There is no standalone shortfall package. The deficit derivation lives in the engine: occ computes each Need’s residual deficit vector (ADR-0027: a resource vector, not a pod count), Phase 1 surfaces it as UnsatisfiedNeed.Deficit, Phase 2 carries what preemption couldn’t fix into Phase2Result.Unresolved. The buffer — the aging ledger bounded to 100 per shard, with the paper-§9 age→escalate logic — lives in pkg/shard (report.go), fed by recordShortfalls(p2.Unresolved) (shard.go:958-962). The engine derives the number; the shard remembers it across cycles and reports the top-100 to the coordinator. Keeping the ledger out of pkg/decision keeps the phases pure (no per-cluster trust/age state) and the engine free of any cross-cycle memory beyond the inventory snapshot itself.

References

  • Papers: bigfleet.md §8 (the three phases, victim score, drain grace, release order), §16 (fixed cost formula, two penalties, priority is the sole throttle).

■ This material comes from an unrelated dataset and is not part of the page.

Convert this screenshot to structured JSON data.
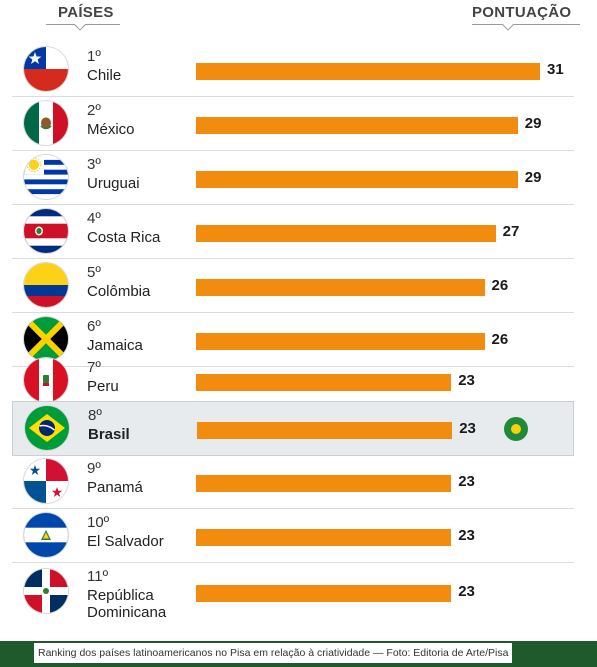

  • ADRs: 0009 (eviction + async drain), 0027 (resource-vector demand), 0029 (Phase 1 OCC), 0036 (first-rollup gate), 0040/0041/0042/0051 (Same-domain attribution), 0045 (single attribution / shrinkage-only reclaim), 0046 (actuation rails), 0049 (idle-release hold window).
  • Code: pkg/decision/{cost,match,normalize,action,phase1_assign,phase2_inversions,phase3_reclaim,release}.go, pkg/decision/occ/{cycle,seed,types}.go, pkg/machine/machine.go (EffectiveCost), pkg/shard/{shard,safety,report}.go.